Bu tercihi belli siyasal parti ve grupların siyasal ihtiyaçlarından yana kullandıklarından çalışanlar nezdindeki inandırıcılıklarını tamamen kaybetmişlerdir. 2007 yılı toplu görüşmeleri sonucunda kamu çalışanlarına reva görülen % 2 + 2 ücret artışına imza atanlarla sessiz kalarak onaylayan konfederasyonlar bu güvensizliğe çarpıcı bir örnek teşkil etmişlerdir.
Yukarıda sendika ve konfederasyonlarla ilgili belirttiğimiz olumsuzluklar sadece kamu çalışanlarının çıkarlarına zarar vermekle kalmamış, toplumsal muhalefetsizliği fırsat bilen siyasal iktidarın ekmeğine yağ sürerek kendi bindikleri dalı kesmişlerdir.
Küreselleşmenin getirdiği emperyalist dayatmalar sonucu yoğunluk kazanan özelleştirme ve taşeronlaştırma anlayışı bütün dünyada sendikasızlaştırmayı da beraberinde getirmektedir. Hal böyle iken, sendika ve konfederasyonların, sendikal hareketi zayıflatan bu anlayışlara bile bile çanak tutmaları kaçınılmaz sonu da beraberinde getirmiştir.

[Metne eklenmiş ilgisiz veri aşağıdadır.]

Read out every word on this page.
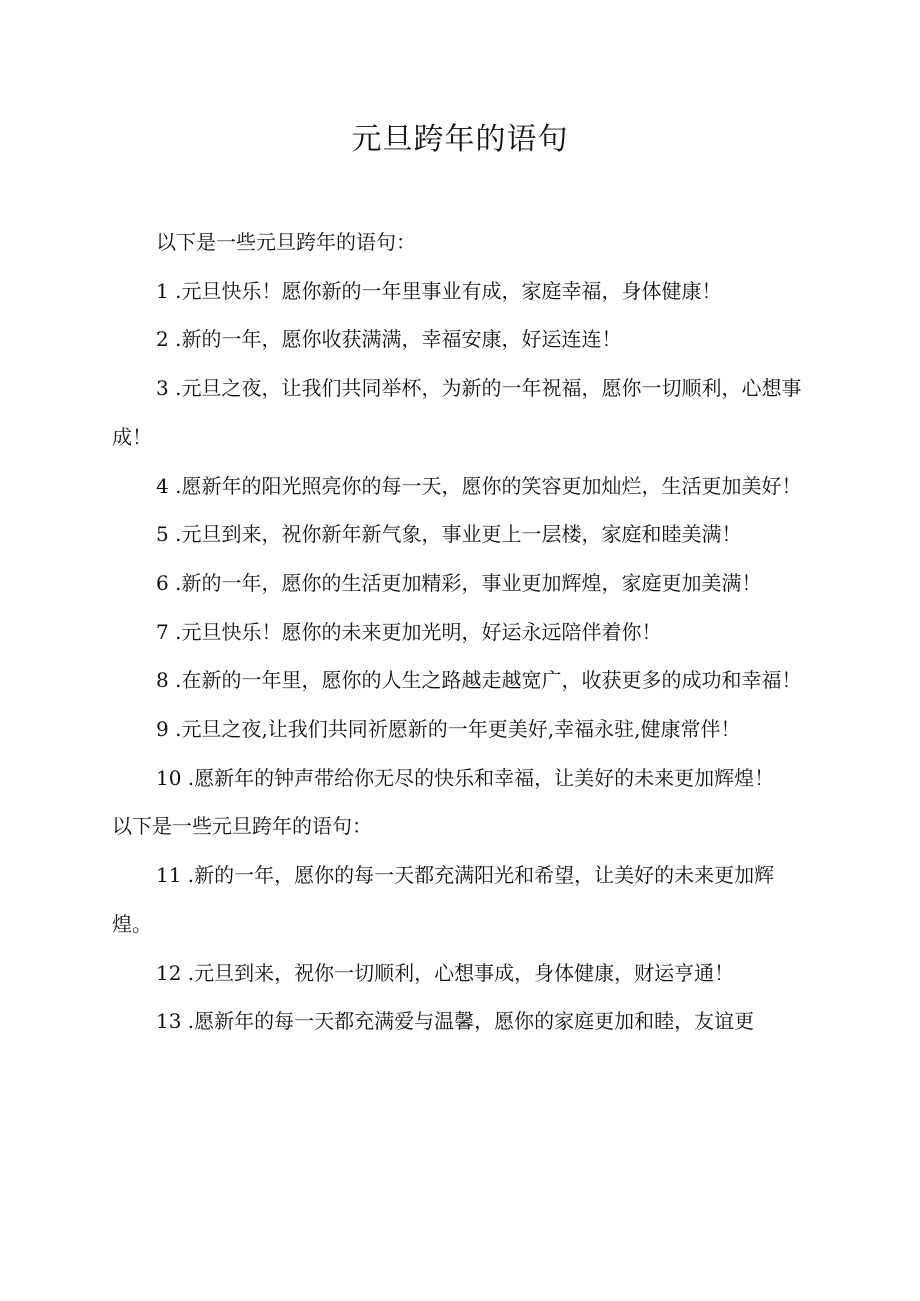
元旦跨年的语句

以下是一些元旦跨年的语句：

1 .元旦快乐！愿你新的一年里事业有成，家庭幸福，身体健康！

2 .新的一年，愿你收获满满，幸福安康，好运连连！

3 .元旦之夜，让我们共同举杯，为新的一年祝福，愿你一切顺利，心想事成！

4 .愿新年的阳光照亮你的每一天，愿你的笑容更加灿烂，生活更加美好！

5 .元旦到来，祝你新年新气象，事业更上一层楼，家庭和睦美满！

6 .新的一年，愿你的生活更加精彩，事业更加辉煌，家庭更加美满！

7 .元旦快乐！愿你的未来更加光明，好运永远陪伴着你！

8 .在新的一年里，愿你的人生之路越走越宽广，收获更多的成功和幸福！

9 .元旦之夜,让我们共同祈愿新的一年更美好,幸福永驻,健康常伴！

10 .愿新年的钟声带给你无尽的快乐和幸福，让美好的未来更加辉煌！

以下是一些元旦跨年的语句：

11 .新的一年，愿你的每一天都充满阳光和希望，让美好的未来更加辉煌。

12 .元旦到来，祝你一切顺利，心想事成，身体健康，财运亨通！

13 .愿新年的每一天都充满爱与温馨，愿你的家庭更加和睦，友谊更
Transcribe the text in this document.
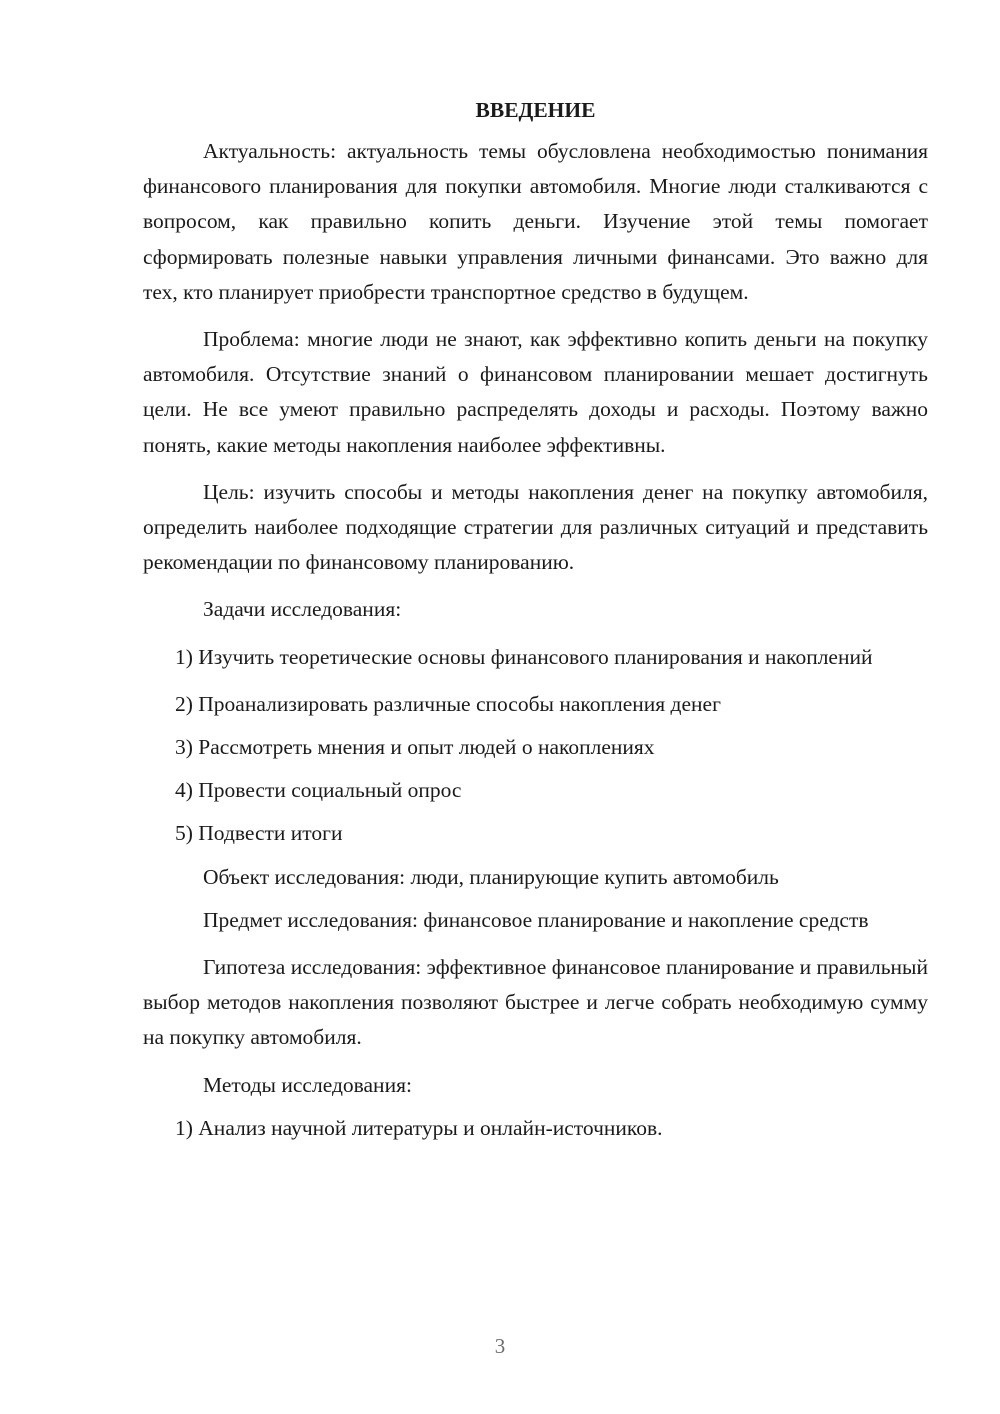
ВВЕДЕНИЕ

Актуальность: актуальность темы обусловлена необходимостью понимания финансового планирования для покупки автомобиля. Многие люди сталкиваются с вопросом, как правильно копить деньги. Изучение этой темы помогает сформировать полезные навыки управления личными финансами. Это важно для тех, кто планирует приобрести транспортное средство в будущем.

Проблема: многие люди не знают, как эффективно копить деньги на покупку автомобиля. Отсутствие знаний о финансовом планировании мешает достигнуть цели. Не все умеют правильно распределять доходы и расходы. Поэтому важно понять, какие методы накопления наиболее эффективны.

Цель: изучить способы и методы накопления денег на покупку автомобиля, определить наиболее подходящие стратегии для различных ситуаций и представить рекомендации по финансовому планированию.

Задачи исследования:

1) Изучить теоретические основы финансового планирования и накоплений

2) Проанализировать различные способы накопления денег

3) Рассмотреть мнения и опыт людей о накоплениях

4) Провести социальный опрос

5) Подвести итоги

Объект исследования: люди, планирующие купить автомобиль

Предмет исследования: финансовое планирование и накопление средств

Гипотеза исследования: эффективное финансовое планирование и правильный выбор методов накопления позволяют быстрее и легче собрать необходимую сумму на покупку автомобиля.

Методы исследования:

1) Анализ научной литературы и онлайн-источников.

3
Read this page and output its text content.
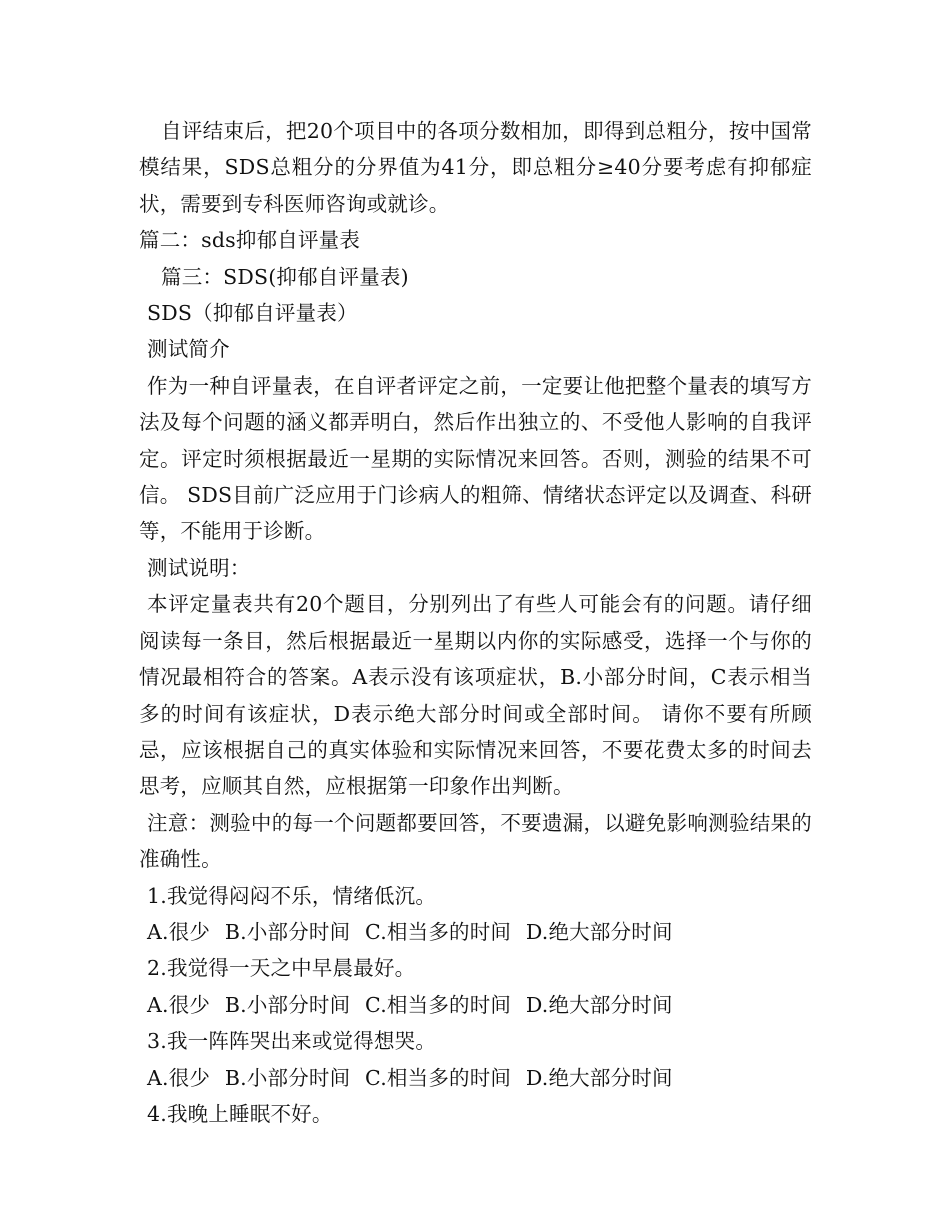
自评结束后，把20个项目中的各项分数相加，即得到总粗分，按中国常模结果，SDS总粗分的分界值为41分，即总粗分≥40分要考虑有抑郁症状，需要到专科医师咨询或就诊。

篇二：sds抑郁自评量表

篇三：SDS(抑郁自评量表)

SDS（抑郁自评量表）

测试简介

作为一种自评量表，在自评者评定之前，一定要让他把整个量表的填写方法及每个问题的涵义都弄明白，然后作出独立的、不受他人影响的自我评定。评定时须根据最近一星期的实际情况来回答。否则，测验的结果不可信。 SDS目前广泛应用于门诊病人的粗筛、情绪状态评定以及调查、科研等，不能用于诊断。

测试说明：

本评定量表共有20个题目，分别列出了有些人可能会有的问题。请仔细阅读每一条目，然后根据最近一星期以内你的实际感受，选择一个与你的情况最相符合的答案。A表示没有该项症状，B.小部分时间，C表示相当多的时间有该症状，D表示绝大部分时间或全部时间。 请你不要有所顾忌，应该根据自己的真实体验和实际情况来回答，不要花费太多的时间去思考，应顺其自然，应根据第一印象作出判断。

注意：测验中的每一个问题都要回答，不要遗漏，以避免影响测验结果的准确性。

1.我觉得闷闷不乐，情绪低沉。

A.很少 B.小部分时间 C.相当多的时间 D.绝大部分时间

2.我觉得一天之中早晨最好。

A.很少 B.小部分时间 C.相当多的时间 D.绝大部分时间

3.我一阵阵哭出来或觉得想哭。

A.很少 B.小部分时间 C.相当多的时间 D.绝大部分时间

4.我晚上睡眠不好。
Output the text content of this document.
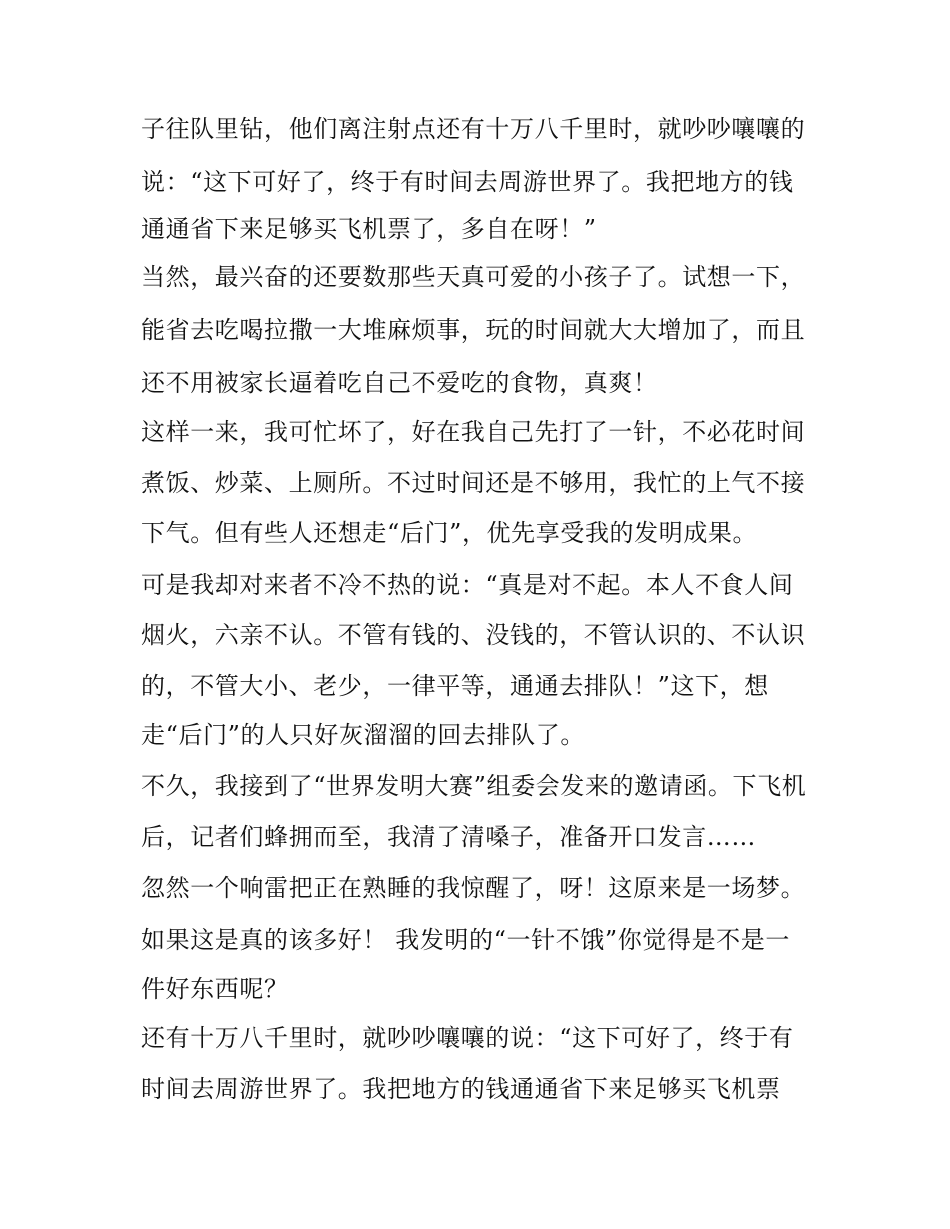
子往队里钻，他们离注射点还有十万八千里时，就吵吵嚷嚷的
说：“这下可好了，终于有时间去周游世界了。我把地方的钱
通通省下来足够买飞机票了，多自在呀！”
当然，最兴奋的还要数那些天真可爱的小孩子了。试想一下，
能省去吃喝拉撒一大堆麻烦事，玩的时间就大大增加了，而且
还不用被家长逼着吃自己不爱吃的食物，真爽！
这样一来，我可忙坏了，好在我自己先打了一针，不必花时间
煮饭、炒菜、上厕所。不过时间还是不够用，我忙的上气不接
下气。但有些人还想走“后门”，优先享受我的发明成果。
可是我却对来者不冷不热的说：“真是对不起。本人不食人间
烟火，六亲不认。不管有钱的、没钱的，不管认识的、不认识
的，不管大小、老少，一律平等，通通去排队！”这下，想
走“后门”的人只好灰溜溜的回去排队了。
不久，我接到了“世界发明大赛”组委会发来的邀请函。下飞机
后，记者们蜂拥而至，我清了清嗓子，准备开口发言……
忽然一个响雷把正在熟睡的我惊醒了，呀！这原来是一场梦。
如果这是真的该多好！ 我发明的“一针不饿”你觉得是不是一
件好东西呢？
还有十万八千里时，就吵吵嚷嚷的说：“这下可好了，终于有
时间去周游世界了。我把地方的钱通通省下来足够买飞机票
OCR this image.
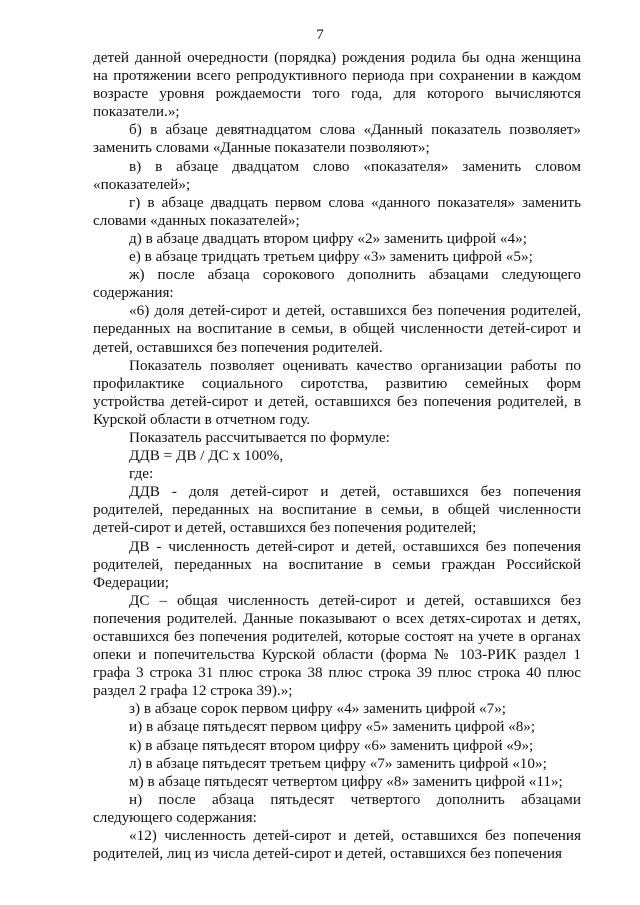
7

детей данной очередности (порядка) рождения родила бы одна женщина на протяжении всего репродуктивного периода при сохранении в каждом возрасте уровня рождаемости того года, для которого вычисляются показатели.»;

б) в абзаце девятнадцатом слова «Данный показатель позволяет» заменить словами «Данные показатели позволяют»;

в) в абзаце двадцатом слово «показателя» заменить словом «показателей»;

г) в абзаце двадцать первом слова «данного показателя» заменить словами «данных показателей»;

д) в абзаце двадцать втором цифру «2» заменить цифрой «4»;

е) в абзаце тридцать третьем цифру «3» заменить цифрой «5»;

ж) после абзаца сорокового дополнить абзацами следующего содержания:

«6) доля детей-сирот и детей, оставшихся без попечения родителей, переданных на воспитание в семьи, в общей численности детей-сирот и детей, оставшихся без попечения родителей.

Показатель позволяет оценивать качество организации работы по профилактике социального сиротства, развитию семейных форм устройства детей-сирот и детей, оставшихся без попечения родителей, в Курской области в отчетном году.

Показатель рассчитывается по формуле:

ДДВ = ДВ / ДС x 100%,

где:

ДДВ - доля детей-сирот и детей, оставшихся без попечения родителей, переданных на воспитание в семьи, в общей численности детей-сирот и детей, оставшихся без попечения родителей;

ДВ - численность детей-сирот и детей, оставшихся без попечения родителей, переданных на воспитание в семьи граждан Российской Федерации;

ДС – общая численность детей-сирот и детей, оставшихся без попечения родителей. Данные показывают о всех детях-сиротах и детях, оставшихся без попечения родителей, которые состоят на учете в органах опеки и попечительства Курской области (форма № 103-РИК раздел 1 графа 3 строка 31 плюс строка 38 плюс строка 39 плюс строка 40 плюс раздел 2 графа 12 строка 39).»;

з) в абзаце сорок первом цифру «4» заменить цифрой «7»;

и) в абзаце пятьдесят первом цифру «5» заменить цифрой «8»;

к) в абзаце пятьдесят втором цифру «6» заменить цифрой «9»;

л) в абзаце пятьдесят третьем цифру «7» заменить цифрой «10»;

м) в абзаце пятьдесят четвертом цифру «8» заменить цифрой «11»;

н) после абзаца пятьдесят четвертого дополнить абзацами следующего содержания:

«12) численность детей-сирот и детей, оставшихся без попечения родителей, лиц из числа детей-сирот и детей, оставшихся без попечения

Sendikal anlamda bu olumsuzlukları taşıyan sendikalar ve konfederasyonlar, Türkiye cumhuriyetinin kuruluş felsefesine Atatürk ilke ve devrimlerine, çağdaş, laik, demokratik,sosyal hukuk devleti olan Türkiye Cumhuriyeti’nin kazanımlarına sahip çıkmada yetersiz kaldıkları gibi, ulusal sorunlara karşı da kayıtsız kalmışlardır. ABD ve AB emperyalist güçlerinin dayatmaları karşısında varlık gösterememişler, onların dümen suyunda hareket etmeyi tercih etmişlerdir. Devletin üniter yapısı, ulusun birlik ve beraberliği tehlikeye düşerken aymazlık içerisinde hareket etmişlerdir. Demokrasi ve özgürlük adına bazı sendika ve konfederasyonlar, AB ve ABD emperyalist güçleri ile işbirliği içine girmişlerdir. Bazıları işbirlikçi AKP iktidarı ile ortak hareket etmeyi tercih etmişlerdir. Bir kısmı da üniter devlet yapısını bölmeye yönelik etnik çatışmanın destekçisi haline gelmiştir. Bu tutum ve davranışlara kendilerini öylesine kaptırmışlardır ki, kamu çalışanlarının demokratik özlük, ekonomik, sosyal ve hukuksal sorunları göz ardı edilmiştir. Böylece mevcut sendikalar ve konfederasyonlar amaçları doğrultusunda çalışmaktan uzaklaşmışlar, işlevsiz hale gelmişlerdir.
Bütün bunları göz önünde bulunduran, sendikal sürece antiemperyalist, ulusalcı bir yaklaşımla kamu çalışanlarının ekonomik, demokratik, özlük, sosyal ve hukuksal haklarını gözeten yeni bir sendikal anlayışla kurulmuş olan Eğitim-İş, Birleşik Sağlık-İş, Birleşik Büro-İş, Yerel-İş ve Kültür Sanat-İş sendikalarımız, daha güçlü ve katılımcı bir örgütlenme yapısı oluşturarak, yeni sendikal anlayışı egemen ve etkin kılmak için Birleşik Kamu İşgörenleri Sendikaları Konfederasyonu (Birleşik Kamu-İş) adı altında buluşmaya karar vermişlerdir. Birlikten kuvvet doğar atasözünün ışığında güçlerimizi birleştirerek sendikal hedeflerimize doğru ilerleyeceğiz. Hem çalışanlarımızın hem de halkımızın gözü, kulağı ve sesi olacağız.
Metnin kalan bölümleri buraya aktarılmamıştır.